Botched time-in-stage numbers

The amount of time a candidate spends in each stage of the recruiting process is your time-in-stage metric. Box looks closely at the time a candidate spends in application review, as a way to gauge how quickly its recruiters are reviewing in-bound applications.

Inaccuracies are quite common in time-in-stage metrics. One major cause is having active candidates sitting in a interview stage for a closed job. They sit in the stage indefinitely and destroy time-in-stage metrics. Luckily it’s a quick fix to clean up active candidates in closed jobs.

Skewed time-to-hire data

Your time-to-hire is the time it takes to move a candidate through the entire hiring process, from the moment a job requisition is opened to the moment it’s closed. It’s an important metric when you’re setting expectations with hiring managers, planning your recruiting capacity, and assessing how difficult it will be to fill a role. A couple of job-posting outliers can mess up the data.

“One-to-many” job postings are instances where you post a single job and hire multiple people against it. “Evergreen” job posts are essentially marketing tools. They’re posts that stay on the career site as a way to continuously bring in candidates for hard-to-hire roles. Both of these types of requisitions, while necessary, can cause you to overstate the time to hire and should be excluded from time-to-hire calculations.

If you watch for these pitfalls, you’ll help ensure that your data represents what’s really happening on the ground for your recruiting team.

Show Recruiters Their Data

When recruiters see their data, they begin to understand where and how the process is broken. Don’t tell them that the team’s time-in-stage numbers are bad. Show them specifics. Show them their own numbers.
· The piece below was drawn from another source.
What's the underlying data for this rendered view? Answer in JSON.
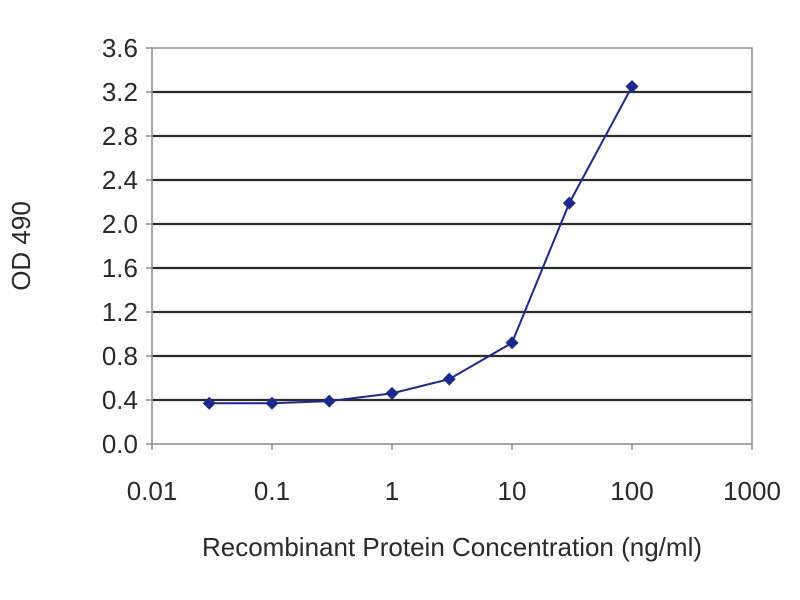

“At Box, we created a report that included the time-in-application stage data for our recruiters. Some of them were really surprised their numbers were so poor, which made them very motivated to look into the issue. They quickly realized they had active candidates in closed requests, which had negatively affected their data. They’ve kept a closer eye on their work since then and the team has more accurate data for it.” – Shane Noe

Know Your Basic Metrics

On the finance team, Noe often had to speak off the cuff about business metrics to facilitate conversations in formal and informal meetings. He says that in recruiting, we should be able to do the same thing. Data should be top of mind. Knowing these key metrics will be particularly helpful:

  • Time to hire for your most scrutinized roles
  • Cost to hire by function (e.g., sales, tech, general)
  • Recruiter productivity by job role (How many roles can a recruiter fill per quarter?)
  • Recruiter bandwidth (How many roles can a recruiter search for simultaneously?)

When a leader wants to know how much it will cost to hire 10 more salespeople, how long it may take, or how many recruiters you need to get the job done, the recruiting management team can earn a lot of credibility if it has a sense of these numbers and can relay them confidently.

Get Ahead of Your Annual Planning Process

If you have clean data, you can (and should) use it to understand your team’s recruiting capacity. Having this understanding is most critical during your company’s annual planning process. Early in the process, before your corporate finance team comes up with headcount and spend targets, make sure you’ve informed them what you are capable of in the coming year with your current resources. That way, any resource gaps can be addressed up front, before targets are issued.

Good data can lead to game-changing insights, better business performance, and confidence in the recruiting management team. Bad data can lead to a loss in credibility and ultimately result in leadership making the wrong decisions. Clean processes lead to clean data, so begin at the core and understand how your recruiters operate. You’ll set yourself up for success if you do!